Mikkel Mena Qvist

Personal information
- Date of birth: 22 April 1993 (age 32)
- Place of birth: Bogotá, Colombia
- Height: 2.03 m (6 ft 8 in)
- Position: Centre-back

Youth career
- Lyseng
- ASA
- 2002–2012: AGF

Senior career*
- Years: Team / Apps / (Gls)
- 2012–2017: Lyseng
- 2017–2022: Horsens / 67 / (3)
- 2020: → KA (loan) / 11 / (0)
- 2021: → HB Køge (loan) / 10 / (1)
- 2021: → KA (loan) / 11 / (1)
- 2022: Breiðablik / 9 / (1)

= Mikkel Mena Qvist =

Danish-Colombian footballer (born 1993)

Mikkel Mena Qvist (born 22 April 1993) is a former professional footballer who played primarily as a centre-back. Standing at 2.03 m, he is known for his height, aerial ability and long throw-ins. Born in Colombia, he grew up in Denmark and spent the majority of his career with AC Horsens, later playing in Iceland.

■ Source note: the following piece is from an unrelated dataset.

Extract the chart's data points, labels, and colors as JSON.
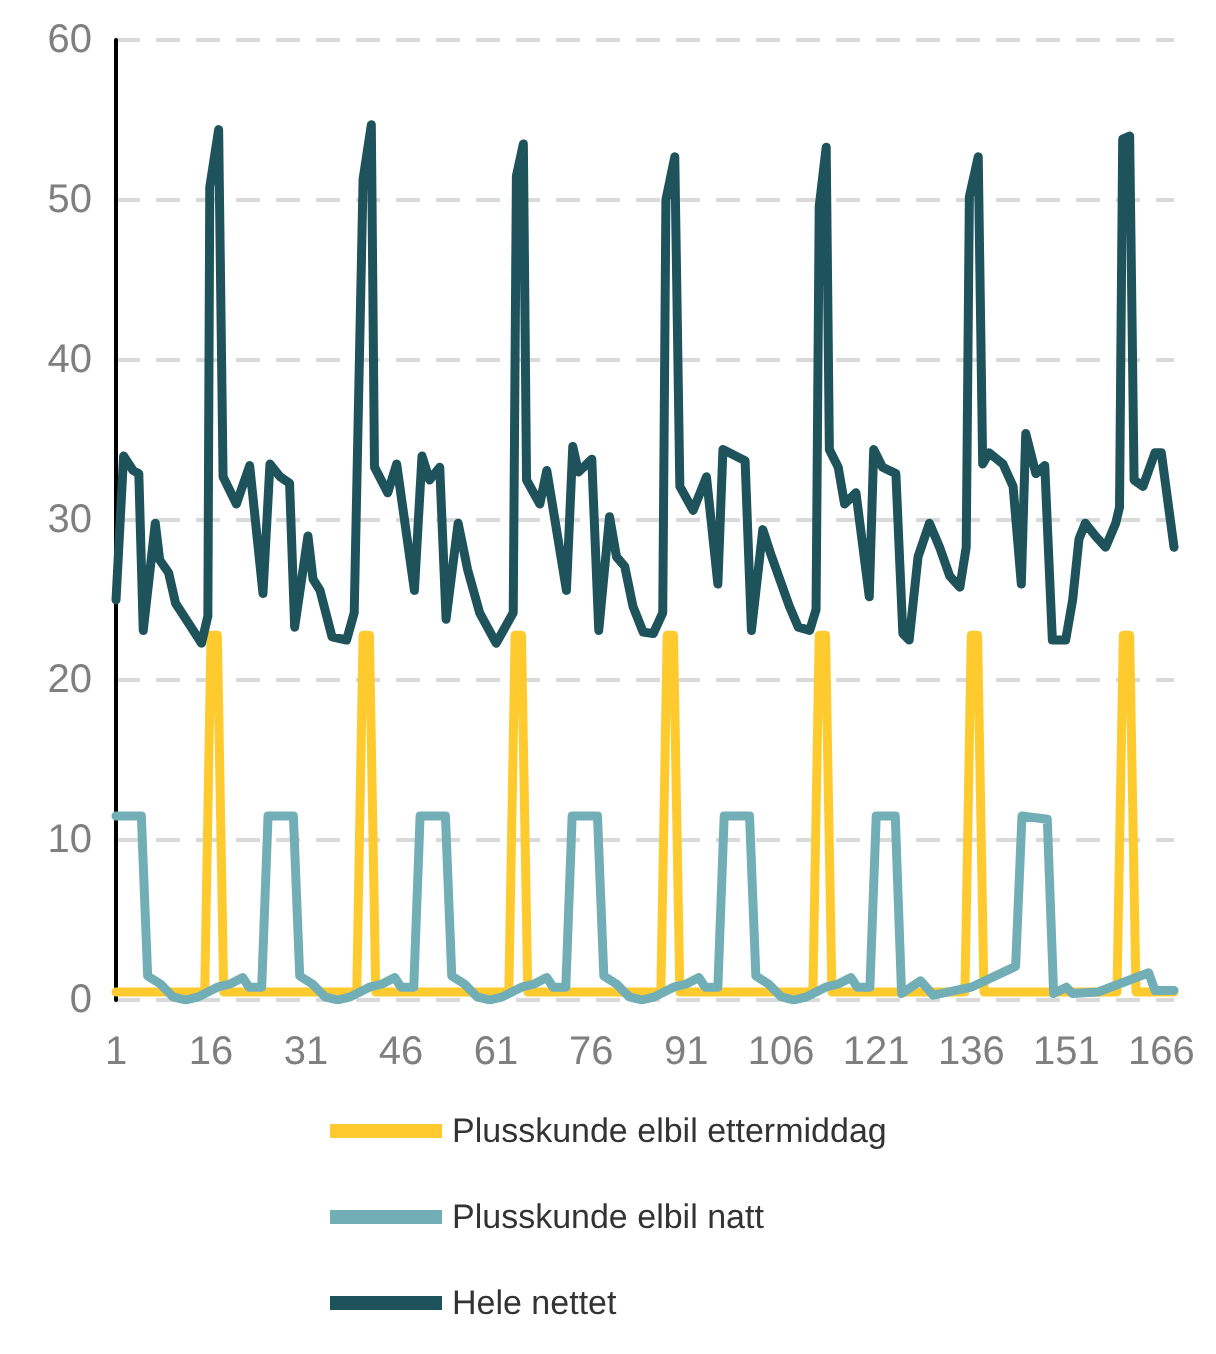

==Early life and youth career==
Qvist was born in Bogotá, Colombia, and adopted into a Danish family as an infant. He began playing football with Lyseng before joining ASA. As an under-10 player he moved to AGF, where he spent a decade in the club's youth system. Initially a left winger, he was converted to left-back at under-13 level due to team needs.

After leaving AGF at under-19 level, he returned to Lyseng, playing senior football in the Denmark Series (fourth tier).

==Club career==
===AC Horsens===
On 6 December 2016, Qvist completed a move to AC Horsens following a successful trial. He was signed directly from fourth-tier Lyseng after impressing Horsens scouts in a Danish Cup match between the two clubs.

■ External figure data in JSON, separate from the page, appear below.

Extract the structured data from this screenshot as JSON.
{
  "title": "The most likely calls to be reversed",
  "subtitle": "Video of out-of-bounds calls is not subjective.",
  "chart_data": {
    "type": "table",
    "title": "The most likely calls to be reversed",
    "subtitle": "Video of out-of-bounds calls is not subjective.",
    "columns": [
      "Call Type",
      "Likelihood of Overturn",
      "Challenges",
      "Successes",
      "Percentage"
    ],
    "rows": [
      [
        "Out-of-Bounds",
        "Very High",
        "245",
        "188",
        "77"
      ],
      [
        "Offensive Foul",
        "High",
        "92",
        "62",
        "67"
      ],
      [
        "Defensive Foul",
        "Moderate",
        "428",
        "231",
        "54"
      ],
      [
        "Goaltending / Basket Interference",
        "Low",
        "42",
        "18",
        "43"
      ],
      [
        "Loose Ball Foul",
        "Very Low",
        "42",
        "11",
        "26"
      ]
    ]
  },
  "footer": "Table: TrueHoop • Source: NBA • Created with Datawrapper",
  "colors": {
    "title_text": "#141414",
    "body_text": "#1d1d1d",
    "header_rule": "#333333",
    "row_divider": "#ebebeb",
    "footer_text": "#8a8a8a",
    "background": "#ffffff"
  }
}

He made his Horsens debut on 15 March 2017, coming on as a substitute in a 3–1 defeat to AGF in the Danish Cup. Although a natural full-back, he was used mainly in midfield during his first months at the club. His Danish Superliga debut came on 7 April 2017 in a 2–0 loss to Randers FC, entering as an 81st-minute substitute.

Qvist extended his contract in May 2017 until 2019, and again in May 2018 until 2022.

====Loan spells====
On 4 February 2020, Qvist joined Icelandic club KA Akureyri on loan for the 2020 season, making 11 league appearances.

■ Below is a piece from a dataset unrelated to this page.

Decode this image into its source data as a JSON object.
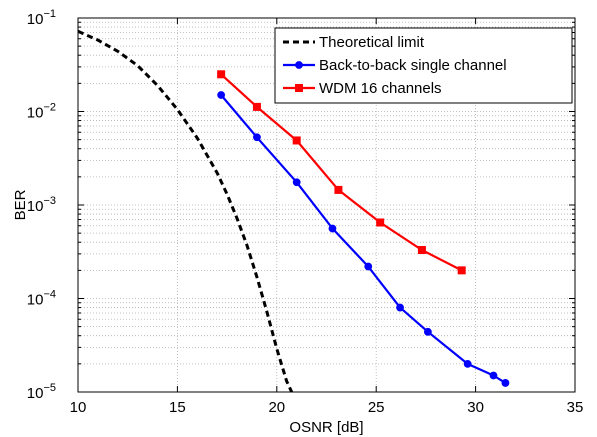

He returned to Denmark in January 2021, joining HB Køge on loan for the remainder of the 2020–21 season, where he played 10 league matches and scored once. In July 2021, he rejoined KA on a second loan for the rest of the Icelandic season.

===Breiðablik===
Horsens terminated Qvist's contract on 26 January 2022, and he signed for Icelandic champions Breiðablik the following day. He made nine league appearances during the 2022 season as Breiðablik won the Icelandic title.

==Style of play==
Qvist was noted primarily for his physical presence, standing at 2.03 m, which made him one of the tallest outfield players in Danish football. He played across the left side of defence and midfield during his early professional years, having previously featured as both a winger and a full-back in youth football. At Horsens, Qvist came to be used as a versatile defensive option, featuring as a centre-back, left-back and occasionally as a wide midfielder. His former clubs highlighted his aerial strength and his ability to contribute to set-piece situations, both defensively and offensively.

Qvist earned particular recognition for his long throw-ins, which several clubs described as a tactical asset. When HB Køge signed him on loan in 2021, the club explicitly highlighted his "long throw-ins" alongside his physicality as key qualities he would bring to the squad. His ability to deliver powerful, accurate throws into the penalty area added an alternative attacking dimension, especially for sides favouring direct transitions or set-piece pressure.